特集・連載
“通しか知らない”をサクッと学ぶ[10minutes ヴィンテージ]
「’80s~’90s前半のフレラコに多く生息していた興奮ぎみ!?(笑)のワニ。」
10minutes VINTAGE ヴィンテージ=難しい? ノンノンノン♪ 通しか知らない名品も、目印を頼ればビギナーでも簡単に発掘できちゃうんです。その道のプロが、目指すべきターゲットと、その判別テクをサクッとレクチャー。10分後はあなたもヴィンテージ通! この記事は特集・連載「10minutes VINTAGE」#02です。
尻尾が立ってる!? ラコステ
TEACHER:セプティズ 代表 玉木 朗さん
ラコステは言わずと知れたポロシャツのオリジン。

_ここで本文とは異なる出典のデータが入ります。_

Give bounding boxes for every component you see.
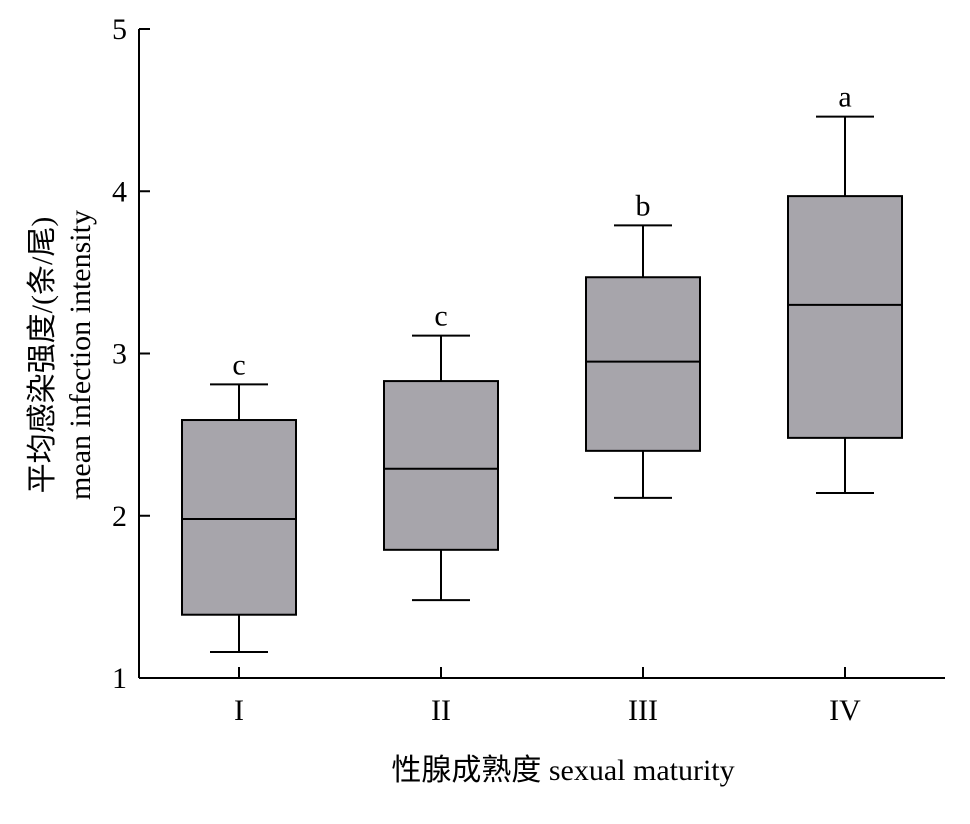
significance-label: c <box>232 348 245 381</box>
interquartile-box <box>787 195 903 439</box>
y-axis-title-english: mean infection intensity <box>64 210 97 500</box>
interquartile-box <box>383 380 499 551</box>
box-iii: b <box>585 189 701 499</box>
y-ticks: 1 2 3 4 5 <box>112 13 150 695</box>
y-tick-label: 5 <box>112 13 127 46</box>
y-tick-label: 3 <box>112 338 127 371</box>
y-tick-label: 1 <box>112 662 127 695</box>
x-ticks: I II III IV <box>234 667 861 727</box>
interquartile-box <box>585 276 701 452</box>
x-tick-label: I <box>234 694 244 727</box>
box-i: c <box>181 348 297 654</box>
significance-label: c <box>434 300 447 333</box>
x-tick-label: IV <box>829 694 861 727</box>
x-axis-title: 性腺成熟度 sexual maturity <box>391 754 734 787</box>
y-tick-label: 4 <box>112 175 127 208</box>
significance-label: b <box>636 189 651 222</box>
x-tick-label: II <box>431 694 451 727</box>
x-tick-label: III <box>628 694 658 727</box>
significance-label: a <box>838 81 851 114</box>
boxes: c c b a <box>181 81 903 654</box>
y-axis-title-chinese: 平均感染强度/(条/尾) <box>26 217 59 494</box>
box-ii: c <box>383 300 499 602</box>
interquartile-box <box>181 419 297 616</box>
y-tick-label: 2 <box>112 500 127 533</box>
box-iv: a <box>787 81 903 495</box>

日本でも半世紀近く前から定番好きの必携ワードローブとして親しまれていますが、なかでも母国フランス製のラコステは別格。“フレラコ”という愛称で、いつの時代も通の間で羨望の的になっています。
「現行品ではなかなか入手しにくくなった反面、ヴィンテージ市場では不動の人気を誇っていますが、実はひと口に“フレラコ”と言っても年代によって微妙に仕様が異なるんです」。
顕著なのがアイコンでもある左胸のワニロゴなんだそう。
「’60~’70年代頃のブランド名入りロゴはたしかに人気銘柄であるものの、希少すぎて市場では滅多にお目にかかれませんし、見つけてもかなり高額です」
「そこで狙い目なのが、尻尾が立ってるワニ。これは多分’80年代~’90年代前半にだけ生息していたもの。おそらく生産効率を上げる必要に迫られたのか、’90年代後半頃になると、尻尾が体に沿うように平行にのびたロゴに変更されているんです」
「尻尾が立って興奮してるように見える肉食系ワニ(苦笑)なら、根気強く探せばちゃんと見つかりますし、通ウケもばっちり。見つけたらワニ以上に興奮するヴィンテージ好きも少なくありません」
「バブルの衰退とともに肉食ワニが減少して、草食ワニ!?が主流になっていく……なんて、なんだか日本の時代の流れを反映しているみたいでおもしろいですよね(苦笑)」。
ラコステのフランス製ポロシャツ
“フレラコ”とは母国フランスで作られたラコステ製品の総称。それだけにポロ以外のアイテムもフレラコと呼ばれるが、やはり圧倒的にファンが多いのはポロシャツ。とくにまだヴィンテージ市場でギリ見つけられる’80〜’90年代前半の尻尾が立ってるワニロゴを付けたポロは、見つけたら即買い!が基本だ。5000円(サファリ3号店)
見つけたコチラはワニ以上に大興奮!!
左/いつも 右/興奮ぎみ(笑)
実はワニロゴには変遷あり。もちろん同じ年代でも個体差はあるが、年代ごとの特徴により、ある程度分類することができる。なかでも尻尾が立った興奮ぎみのワニは、発見しやすさと通ウケ度合いのバランス感が一番優れている。
フレラコの特徴
2つ穴貝ボタン
フレラコは左胸のワニロゴ以外にも、年代によって仕様変更がある。“前立てに2個備えられた2つ穴の貝ボタン”と“フランス製表記の入ったスクエアタグ”というのは、’80年代以降のフレラコの代表的なディテールだ。
スクエアタグ
セプティズ 代表
玉木 朗さん
半世紀近くにわたってラコステを愛し続ける世界有数のワニ博士。自著『ボク達の超B級アーカイブ』でもラコステ愛を綴っている。